Just a few years ago, Mozambique was the darling of the foreign investment scene. The civil war had ended in 1992, offshore natural gas had been discovered in 2012, and democratic elections had become the norm.
The country looked set to become Africa’s boom nation. Instead, it has become a cautionary story of how foreign aid and indigenous corruption have combined to undermine Africa’s future.
Back in 2005, under its former president Joaquim Chissano, Mozambique secured billions of dollars worth of debt relief from international organisations, ultimately funded by the Western taxpayer.
Yet the country – which despite its high growth rate and enormous new oil projects is still one of the world’s poorest – was still heavily dependent on foreign aid. This, however, had shifted from project aid, under which foreign donors pay for particular projects, to direct budgetary support.
The idea was that by giving the money to the state, Mozambique could build up a functioning public sector rather than relying on programmes implemented by outsiders. This freedom, it was argued, would lead to increased government ownership of the development process, and an increased commitment to poverty alleviation.
The first serious alarm bell rang in 2013, when it was revealed that a tuna fishing company called Ematum had been given an $850 million loan to finance a new fishing fleet. This was peculiar, because the government had just awarded exclusive fishing rights to Oceanfresh, a company which runs tuna trawlers, for the next five years. It subsequently emerged that Ematum had connections to the state’s security and intelligence services – and that at least part of the money was used to purchase arms.
Soon enough, the scheme collapsed. Ematum’s non-existent income could not service the $850 million debt. Since that debt had been backed by the state, the state ended up paying the price. Or rather, it couldn’t: in January, Mozambique defaulted on the government “tuna bonds” and last week the government missed a $119.2 million payment due on another loan, the second major default in as many months.
At the request of the IMF, Kroll Inc. is currently carrying out a financial audit on Mozambique, paid for by Sweden – or rather on three hastily created Mozambican companies, ProIndicus, Ematum and MAM (Mozambique Asset Management), which took out loans from European banks (Credit Suisse and VTB) amounting to over $2 billion and placed them under Mozambique state guarantee. The audit will determine how and when the IMF and Western donors resume their lending – whether the country as a whole goes bankrupt or receives another comprehensive debt cancellation.
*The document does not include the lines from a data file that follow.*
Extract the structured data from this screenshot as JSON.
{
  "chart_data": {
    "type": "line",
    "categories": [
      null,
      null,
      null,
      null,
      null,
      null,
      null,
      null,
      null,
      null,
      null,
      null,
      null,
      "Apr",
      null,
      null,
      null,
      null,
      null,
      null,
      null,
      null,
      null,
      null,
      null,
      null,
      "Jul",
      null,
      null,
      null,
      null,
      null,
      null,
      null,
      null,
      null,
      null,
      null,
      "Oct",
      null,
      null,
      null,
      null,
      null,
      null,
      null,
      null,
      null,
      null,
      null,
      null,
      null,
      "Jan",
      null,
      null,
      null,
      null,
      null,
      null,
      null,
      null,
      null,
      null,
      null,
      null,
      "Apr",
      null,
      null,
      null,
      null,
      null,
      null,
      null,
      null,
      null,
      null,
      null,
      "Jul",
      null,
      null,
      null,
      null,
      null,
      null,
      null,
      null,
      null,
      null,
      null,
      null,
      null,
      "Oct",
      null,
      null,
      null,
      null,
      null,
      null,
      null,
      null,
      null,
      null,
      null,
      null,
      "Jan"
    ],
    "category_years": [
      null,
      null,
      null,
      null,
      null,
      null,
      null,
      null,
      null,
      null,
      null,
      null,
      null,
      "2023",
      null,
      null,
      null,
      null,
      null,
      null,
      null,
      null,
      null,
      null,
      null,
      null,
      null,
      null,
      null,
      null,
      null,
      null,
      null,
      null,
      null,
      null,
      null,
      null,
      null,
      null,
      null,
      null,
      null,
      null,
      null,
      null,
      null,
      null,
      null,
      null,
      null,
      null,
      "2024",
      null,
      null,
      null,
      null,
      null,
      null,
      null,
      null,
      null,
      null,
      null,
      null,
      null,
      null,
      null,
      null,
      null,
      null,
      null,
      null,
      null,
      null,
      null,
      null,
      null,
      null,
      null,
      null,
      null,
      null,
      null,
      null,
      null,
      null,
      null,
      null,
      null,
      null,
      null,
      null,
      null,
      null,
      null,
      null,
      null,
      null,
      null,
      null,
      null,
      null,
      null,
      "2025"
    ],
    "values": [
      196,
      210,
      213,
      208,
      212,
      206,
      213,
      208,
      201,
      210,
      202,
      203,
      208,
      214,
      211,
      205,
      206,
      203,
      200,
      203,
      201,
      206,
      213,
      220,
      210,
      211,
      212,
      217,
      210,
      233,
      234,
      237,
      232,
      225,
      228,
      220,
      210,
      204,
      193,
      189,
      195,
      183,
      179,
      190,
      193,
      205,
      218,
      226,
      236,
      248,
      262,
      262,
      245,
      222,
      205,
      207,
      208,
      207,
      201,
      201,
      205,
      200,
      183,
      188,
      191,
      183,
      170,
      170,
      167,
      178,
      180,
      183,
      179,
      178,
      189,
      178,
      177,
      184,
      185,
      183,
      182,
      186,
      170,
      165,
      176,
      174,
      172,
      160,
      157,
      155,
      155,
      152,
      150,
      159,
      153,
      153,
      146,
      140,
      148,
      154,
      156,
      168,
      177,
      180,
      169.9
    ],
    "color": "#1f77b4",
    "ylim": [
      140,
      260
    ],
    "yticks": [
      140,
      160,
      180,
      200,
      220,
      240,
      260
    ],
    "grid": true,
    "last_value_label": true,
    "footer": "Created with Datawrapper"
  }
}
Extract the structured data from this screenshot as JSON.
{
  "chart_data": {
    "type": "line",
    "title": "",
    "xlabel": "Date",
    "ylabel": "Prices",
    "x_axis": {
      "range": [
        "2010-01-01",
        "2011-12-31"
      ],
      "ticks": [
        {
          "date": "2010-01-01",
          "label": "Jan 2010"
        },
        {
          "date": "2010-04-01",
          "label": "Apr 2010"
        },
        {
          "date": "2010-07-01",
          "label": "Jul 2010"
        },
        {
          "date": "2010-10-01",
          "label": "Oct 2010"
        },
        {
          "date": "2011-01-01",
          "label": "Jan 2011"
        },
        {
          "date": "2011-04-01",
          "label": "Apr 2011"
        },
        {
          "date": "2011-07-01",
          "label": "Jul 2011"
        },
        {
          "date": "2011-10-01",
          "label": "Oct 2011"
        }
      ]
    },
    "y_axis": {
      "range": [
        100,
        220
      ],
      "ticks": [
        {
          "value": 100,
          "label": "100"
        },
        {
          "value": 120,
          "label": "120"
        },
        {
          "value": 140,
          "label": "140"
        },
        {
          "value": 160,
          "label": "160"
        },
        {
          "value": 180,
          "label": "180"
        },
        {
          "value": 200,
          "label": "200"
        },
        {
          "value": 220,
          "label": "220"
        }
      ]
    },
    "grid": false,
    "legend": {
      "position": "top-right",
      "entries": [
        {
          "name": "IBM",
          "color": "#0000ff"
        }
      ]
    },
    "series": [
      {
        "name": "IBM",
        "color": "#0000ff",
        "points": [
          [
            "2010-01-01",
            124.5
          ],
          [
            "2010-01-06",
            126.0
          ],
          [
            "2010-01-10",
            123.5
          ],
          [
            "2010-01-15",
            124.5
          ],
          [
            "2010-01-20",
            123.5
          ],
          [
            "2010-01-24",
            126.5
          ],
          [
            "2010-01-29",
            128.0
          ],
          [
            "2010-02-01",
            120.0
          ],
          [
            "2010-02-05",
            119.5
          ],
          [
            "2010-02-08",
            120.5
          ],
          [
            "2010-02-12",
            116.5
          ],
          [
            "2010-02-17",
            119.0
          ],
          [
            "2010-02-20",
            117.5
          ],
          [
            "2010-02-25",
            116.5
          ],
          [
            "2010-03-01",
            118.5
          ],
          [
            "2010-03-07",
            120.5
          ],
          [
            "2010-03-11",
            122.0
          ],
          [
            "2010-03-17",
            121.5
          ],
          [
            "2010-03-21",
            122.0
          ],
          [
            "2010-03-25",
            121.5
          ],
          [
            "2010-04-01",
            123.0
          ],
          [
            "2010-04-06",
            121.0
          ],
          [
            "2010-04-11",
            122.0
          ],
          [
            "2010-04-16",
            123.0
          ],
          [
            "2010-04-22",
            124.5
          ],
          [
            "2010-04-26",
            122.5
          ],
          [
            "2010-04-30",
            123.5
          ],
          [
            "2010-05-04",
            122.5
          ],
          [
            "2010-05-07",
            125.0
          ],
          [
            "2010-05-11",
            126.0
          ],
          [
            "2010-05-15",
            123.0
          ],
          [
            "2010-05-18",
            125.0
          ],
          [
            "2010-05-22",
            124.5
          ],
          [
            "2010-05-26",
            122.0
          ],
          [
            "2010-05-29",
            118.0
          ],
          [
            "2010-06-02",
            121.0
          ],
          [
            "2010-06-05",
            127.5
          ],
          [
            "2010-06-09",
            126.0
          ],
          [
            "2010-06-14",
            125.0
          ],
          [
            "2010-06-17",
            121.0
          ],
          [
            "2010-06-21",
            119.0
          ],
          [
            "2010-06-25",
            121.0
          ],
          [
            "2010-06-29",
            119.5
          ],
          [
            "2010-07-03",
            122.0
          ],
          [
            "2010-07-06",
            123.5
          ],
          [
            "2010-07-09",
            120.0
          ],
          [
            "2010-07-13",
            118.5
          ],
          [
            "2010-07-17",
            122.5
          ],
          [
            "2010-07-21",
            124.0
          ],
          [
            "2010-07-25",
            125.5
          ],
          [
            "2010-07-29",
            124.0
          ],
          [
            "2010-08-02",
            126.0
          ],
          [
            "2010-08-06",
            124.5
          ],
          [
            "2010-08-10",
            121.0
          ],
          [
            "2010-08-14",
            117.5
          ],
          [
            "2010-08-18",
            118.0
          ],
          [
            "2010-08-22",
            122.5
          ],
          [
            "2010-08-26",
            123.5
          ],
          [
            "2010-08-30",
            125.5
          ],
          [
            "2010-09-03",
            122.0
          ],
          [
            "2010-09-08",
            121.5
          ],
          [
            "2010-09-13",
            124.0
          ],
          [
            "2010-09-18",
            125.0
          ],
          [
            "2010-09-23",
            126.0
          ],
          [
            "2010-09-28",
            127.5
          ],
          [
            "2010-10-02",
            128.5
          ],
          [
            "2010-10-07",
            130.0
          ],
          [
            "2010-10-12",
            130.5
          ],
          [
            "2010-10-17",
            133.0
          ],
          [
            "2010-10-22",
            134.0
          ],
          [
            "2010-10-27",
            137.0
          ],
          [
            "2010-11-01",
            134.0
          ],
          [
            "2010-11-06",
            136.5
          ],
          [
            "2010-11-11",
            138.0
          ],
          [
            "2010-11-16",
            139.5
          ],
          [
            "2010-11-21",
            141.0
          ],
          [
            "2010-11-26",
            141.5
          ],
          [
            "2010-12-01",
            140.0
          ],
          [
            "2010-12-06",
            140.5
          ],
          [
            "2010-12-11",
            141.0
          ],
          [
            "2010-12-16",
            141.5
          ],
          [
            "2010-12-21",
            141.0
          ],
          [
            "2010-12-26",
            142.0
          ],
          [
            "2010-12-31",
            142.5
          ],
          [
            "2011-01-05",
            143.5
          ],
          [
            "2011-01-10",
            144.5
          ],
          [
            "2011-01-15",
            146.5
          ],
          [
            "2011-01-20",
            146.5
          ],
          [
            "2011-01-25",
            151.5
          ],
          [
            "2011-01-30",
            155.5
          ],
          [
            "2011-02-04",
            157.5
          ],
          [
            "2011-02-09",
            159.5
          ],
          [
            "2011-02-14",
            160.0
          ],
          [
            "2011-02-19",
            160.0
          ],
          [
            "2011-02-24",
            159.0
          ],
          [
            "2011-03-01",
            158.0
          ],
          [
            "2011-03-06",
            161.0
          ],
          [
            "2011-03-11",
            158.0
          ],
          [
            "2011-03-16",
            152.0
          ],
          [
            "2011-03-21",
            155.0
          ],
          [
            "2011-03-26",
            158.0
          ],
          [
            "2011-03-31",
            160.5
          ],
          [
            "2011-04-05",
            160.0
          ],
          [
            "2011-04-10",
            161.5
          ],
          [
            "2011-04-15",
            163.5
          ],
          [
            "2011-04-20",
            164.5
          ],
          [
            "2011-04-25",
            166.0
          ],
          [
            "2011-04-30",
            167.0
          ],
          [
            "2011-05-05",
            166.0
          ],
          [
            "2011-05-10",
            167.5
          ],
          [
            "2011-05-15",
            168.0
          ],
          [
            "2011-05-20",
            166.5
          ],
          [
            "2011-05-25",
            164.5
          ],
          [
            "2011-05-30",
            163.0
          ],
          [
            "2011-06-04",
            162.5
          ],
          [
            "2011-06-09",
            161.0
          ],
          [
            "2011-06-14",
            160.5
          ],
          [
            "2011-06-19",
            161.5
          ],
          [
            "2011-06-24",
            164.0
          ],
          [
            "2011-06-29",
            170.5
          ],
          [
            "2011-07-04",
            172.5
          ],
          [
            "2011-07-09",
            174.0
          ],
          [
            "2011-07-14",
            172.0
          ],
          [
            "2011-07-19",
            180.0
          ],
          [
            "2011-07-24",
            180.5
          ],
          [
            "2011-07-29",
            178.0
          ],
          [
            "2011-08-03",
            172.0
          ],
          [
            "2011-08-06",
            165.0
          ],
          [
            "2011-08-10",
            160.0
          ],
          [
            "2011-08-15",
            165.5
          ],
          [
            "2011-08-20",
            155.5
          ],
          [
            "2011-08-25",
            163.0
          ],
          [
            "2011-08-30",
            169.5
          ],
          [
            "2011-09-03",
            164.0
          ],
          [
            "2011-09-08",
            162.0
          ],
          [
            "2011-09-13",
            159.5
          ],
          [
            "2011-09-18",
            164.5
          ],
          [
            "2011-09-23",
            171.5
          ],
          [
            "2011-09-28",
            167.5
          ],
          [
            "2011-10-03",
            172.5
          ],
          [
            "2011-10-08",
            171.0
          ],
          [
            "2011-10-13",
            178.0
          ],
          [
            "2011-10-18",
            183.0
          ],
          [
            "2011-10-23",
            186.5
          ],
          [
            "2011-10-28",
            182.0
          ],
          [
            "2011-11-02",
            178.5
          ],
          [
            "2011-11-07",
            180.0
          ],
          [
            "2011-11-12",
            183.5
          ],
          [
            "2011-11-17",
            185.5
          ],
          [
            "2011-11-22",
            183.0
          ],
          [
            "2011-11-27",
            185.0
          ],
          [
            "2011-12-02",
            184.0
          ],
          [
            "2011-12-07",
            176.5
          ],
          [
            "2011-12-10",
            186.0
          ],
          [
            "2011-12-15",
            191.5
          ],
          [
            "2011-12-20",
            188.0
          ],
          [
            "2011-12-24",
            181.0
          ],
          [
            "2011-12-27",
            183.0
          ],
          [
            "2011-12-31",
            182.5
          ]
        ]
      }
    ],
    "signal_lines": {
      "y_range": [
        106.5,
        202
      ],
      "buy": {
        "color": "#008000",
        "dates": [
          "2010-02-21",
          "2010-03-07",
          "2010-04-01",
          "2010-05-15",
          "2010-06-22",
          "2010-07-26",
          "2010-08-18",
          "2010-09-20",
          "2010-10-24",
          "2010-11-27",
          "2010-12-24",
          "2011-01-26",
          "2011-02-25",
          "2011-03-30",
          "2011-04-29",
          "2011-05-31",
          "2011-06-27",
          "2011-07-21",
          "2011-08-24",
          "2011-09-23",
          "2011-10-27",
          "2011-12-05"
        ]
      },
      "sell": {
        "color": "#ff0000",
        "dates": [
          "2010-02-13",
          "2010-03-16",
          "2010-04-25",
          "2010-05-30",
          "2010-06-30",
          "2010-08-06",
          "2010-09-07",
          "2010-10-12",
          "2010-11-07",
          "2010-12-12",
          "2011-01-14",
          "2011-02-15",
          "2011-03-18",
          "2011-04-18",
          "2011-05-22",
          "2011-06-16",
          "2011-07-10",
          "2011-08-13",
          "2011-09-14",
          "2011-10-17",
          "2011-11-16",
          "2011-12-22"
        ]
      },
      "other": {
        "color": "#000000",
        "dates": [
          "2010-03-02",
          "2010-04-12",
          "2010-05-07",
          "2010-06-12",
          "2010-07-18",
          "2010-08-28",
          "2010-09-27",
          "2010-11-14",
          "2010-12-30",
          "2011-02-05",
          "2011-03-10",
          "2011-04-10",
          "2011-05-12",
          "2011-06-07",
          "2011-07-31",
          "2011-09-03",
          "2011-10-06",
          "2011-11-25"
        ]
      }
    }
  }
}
There are obviously huge questions to answer within Mozambique’s government about the nature of the loans, and the secrecy with which they were arranged. But there are equally huge questions for the international community – and in particular the IMF – to confront.
International aid, and debt relief, is not meant to give countries the fiscal leeway to take on commercial debt via international banks. And indeed there are conditions attached to such funds: for example, the recipient nation must be prudent in project selection and debt acquisitions, and must use any funds saved for poverty reduction.
These are all laudable aims – but they are rarely enforced. Even though Mozambique breached what meagre conditions were attached to the money, the IMF and World Bank continued a steady flow of aid for another three years after the Ematum loan was discovered. The IMF’s Africa Director claimed that he could only rely on information given by the Mozambican government – and its debt report showed no loan.
Such procedures are grossly inadequate. Who is being vigilant about how the money – our money – is spent? Where is the punitive action?
Eventually, the IMF called a halt to Mozambican aid in April 2016. But the intention is self-evidently that aid would resume at the audit’s conclusion on 28th April 2017.
A policy of gentle encouragement and the occasional stern warning is simply not good enough. It is time the IMF stopped playing with taxpayers’ money and wrapped it in some legally effective policy instruments. An example would be: “No government within the Heavily Indebted Poor Countries programme may take on any debt obligation, directly or indirectly, without legal endorsement by the IMF”. If this is deemed a too great an infringement of national sovereignty, the government can always decline the aid, or stick to private finance.
Unfortunately, the IMF operates via friendly nudge rather than legal requirement – and is seemingly blind to the likely effects of granting financial freedom to government officials with no proper scrutiny, domestic or international.
Default or no default, there is hope for Mozambique. The Rovuma offshore gas field holds the equivalent of the entire gas reserves of Nigeria, and its development constitutes the largest investment of its kind in sub-Saharan Africa, at $100 billion. When LNG production gets going, Standard Bank estimates that it could stoke a nine-fold increase in the economy by 2035.
But the discovery of natural gas was a stroke of luck for an otherwise beleaguered state, beset by chronic poverty made worse by a ruling elite on the make. The IMF and World Bank had a unique opportunity to use international funds to help forge a path towards accountability, transparency and financial security. Unfortunately, their wanton naiveté meant that corruption won the day. The price is being paid by the donor nations, and worse, by Mozambicans themselves.